Cette deuxième édition confirme la tendance de la spécificité nutritionnelle des foyers français. Un parcours alimentaire se dessine et les Français changent progressivement, mais inexorablement, leur rapport à l’alimentation, avec une nette progression des considérations liées à son impact sur la planète et la cause animale, et au soutien de l’économie locale. 

Les foyers français ne sont plus classiques dans leurs choix alimentaires

Si la cuisine familiale et le plaisir d’être ensemble restent en effet la priorité chez 44% des Français (traditionnels et conviviaux), ce comportement est à la baisse. Les choix alimentaires sont désormais dictés par des convictions (bien-être animal, bio, végétariens,…), le temps (plats préparés), la santé (régimes sans,…), le culte du corps ou des facteurs sociaux (rémunération plus juste, filière locale,…).

L’explication de ce phénomène reposerait notamment sur une amélioration du niveau de vie des foyers traditionnels, ainsi qu’une prise de conscience sur la qualité de leur alimentation, voire une obligation de santé. A noter aussi qu’il y a quasiment autant de Français attirés par le bio (17%) que par les plats tout préparés (18%): cette différence serait avant tout générationnelle.
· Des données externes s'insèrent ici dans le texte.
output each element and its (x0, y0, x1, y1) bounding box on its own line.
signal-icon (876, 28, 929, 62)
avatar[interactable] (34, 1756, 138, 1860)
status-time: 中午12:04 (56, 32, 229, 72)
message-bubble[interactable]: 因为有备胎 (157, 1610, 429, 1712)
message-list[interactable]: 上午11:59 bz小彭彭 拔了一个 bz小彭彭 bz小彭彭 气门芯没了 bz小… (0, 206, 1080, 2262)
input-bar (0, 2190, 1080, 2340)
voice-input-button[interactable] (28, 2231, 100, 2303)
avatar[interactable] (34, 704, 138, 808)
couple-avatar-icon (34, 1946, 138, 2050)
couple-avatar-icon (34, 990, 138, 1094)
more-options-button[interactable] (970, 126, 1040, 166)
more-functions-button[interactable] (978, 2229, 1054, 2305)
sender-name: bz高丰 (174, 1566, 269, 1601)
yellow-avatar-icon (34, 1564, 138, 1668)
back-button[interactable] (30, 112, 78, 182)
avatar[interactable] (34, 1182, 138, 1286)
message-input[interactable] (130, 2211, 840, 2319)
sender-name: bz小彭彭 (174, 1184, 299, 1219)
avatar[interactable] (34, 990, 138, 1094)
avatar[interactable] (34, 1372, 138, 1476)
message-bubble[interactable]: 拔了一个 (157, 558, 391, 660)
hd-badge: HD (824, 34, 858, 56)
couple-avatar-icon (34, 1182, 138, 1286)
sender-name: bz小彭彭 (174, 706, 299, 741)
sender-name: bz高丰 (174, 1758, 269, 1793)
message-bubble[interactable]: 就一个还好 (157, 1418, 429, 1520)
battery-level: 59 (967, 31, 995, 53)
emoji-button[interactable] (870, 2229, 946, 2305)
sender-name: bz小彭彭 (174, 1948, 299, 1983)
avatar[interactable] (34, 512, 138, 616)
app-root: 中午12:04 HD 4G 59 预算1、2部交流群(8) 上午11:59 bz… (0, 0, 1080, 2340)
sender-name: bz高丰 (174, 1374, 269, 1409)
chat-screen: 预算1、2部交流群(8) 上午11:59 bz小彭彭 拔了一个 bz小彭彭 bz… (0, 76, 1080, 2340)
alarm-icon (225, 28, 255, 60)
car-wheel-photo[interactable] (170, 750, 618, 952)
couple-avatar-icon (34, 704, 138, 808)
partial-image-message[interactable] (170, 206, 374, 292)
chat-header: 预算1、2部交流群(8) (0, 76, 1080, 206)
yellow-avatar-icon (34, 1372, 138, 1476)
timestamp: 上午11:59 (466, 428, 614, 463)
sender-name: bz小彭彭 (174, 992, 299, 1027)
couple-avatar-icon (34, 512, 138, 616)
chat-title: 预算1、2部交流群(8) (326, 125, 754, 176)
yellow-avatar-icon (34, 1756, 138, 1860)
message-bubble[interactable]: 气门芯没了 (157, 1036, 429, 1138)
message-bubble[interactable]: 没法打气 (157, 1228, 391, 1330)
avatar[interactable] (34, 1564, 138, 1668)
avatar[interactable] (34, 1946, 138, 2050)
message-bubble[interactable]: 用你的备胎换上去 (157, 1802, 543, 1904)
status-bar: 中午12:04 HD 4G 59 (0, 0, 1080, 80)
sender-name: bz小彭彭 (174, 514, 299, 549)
L’émergence d’un nouveau type de consommateurs: les flexitariens

C’est l’enseignement principal de cette étude: par rapport à 2018, on constate un doublement du nombre de foyers français qui déclarent avoir adopté un régime flexitarien (10%). Soit 5 fois plus d’individus qui adoptent un régime strictement végétarien (2%). Les Français ne bannissent pas la viande et les protéines animales, mais cherchent à consommer de façon plus «responsable», en augmentant notamment leur consommation d’aliments végétaux. En d’autres termes, les Français se végétalisent, panachent leur panier de courses, mixant produits bio, locaux et durables et ceux issus des méthodes de production conventionnelle, avec également l’envie d’être en meilleure santé qui prédomine.

Le flexitarisme, c’est quoi, c’est qui?

S’il n’existe pas de définition officielle du végétarisme, il est toutefois possible d’en dessiner un portrait. Un exercice auquel s’est adonné la Fondation Louis Bonduelle dans sa dernière monographie intitulée “L’alimentation végétale: une question d’équilibre”. Le flexitarisme est une pratique alimentaire qui consiste à être flexible dans son application du végétarisme en s’autorisant

une consommation occasionnelle de viande. Il n’existe toutefois pas de seuil de consommation de produits carnés à partir duquel un omnivore peut être considéré comme flexitarien. Le flexitarien est aussi généralement un grand consommateur d’aliments végétaux, est soucieux de sa santé, de la planète et des enjeux sociétaux.

Il n’est toutefois pas typiquement français! En effet, un sondage mondial mené auprès de 70 000 consommateurs par l’initiative #Whocareswhodoes de GFK et Kantar montre que le flexitarisme s’installe durablement sur la plupart des continents. Dans certains pays comme la Russie, le Brésil ou la République Tchèque, ce mode alimentaire a même tendance à se généraliser.

La motivation de la réduction de viande est cependant rarement liée à la préservation de l’environnement et de la planète. Pourtant, un rapport récent de l’IPCC (Intergovernmental Panel on Climate Change) décrypté dans le magazine scientifique Nature relève que le régime flexitarien est probablement celui qui aurait le plus d’impact sur les émissions de gaz à effet de serre.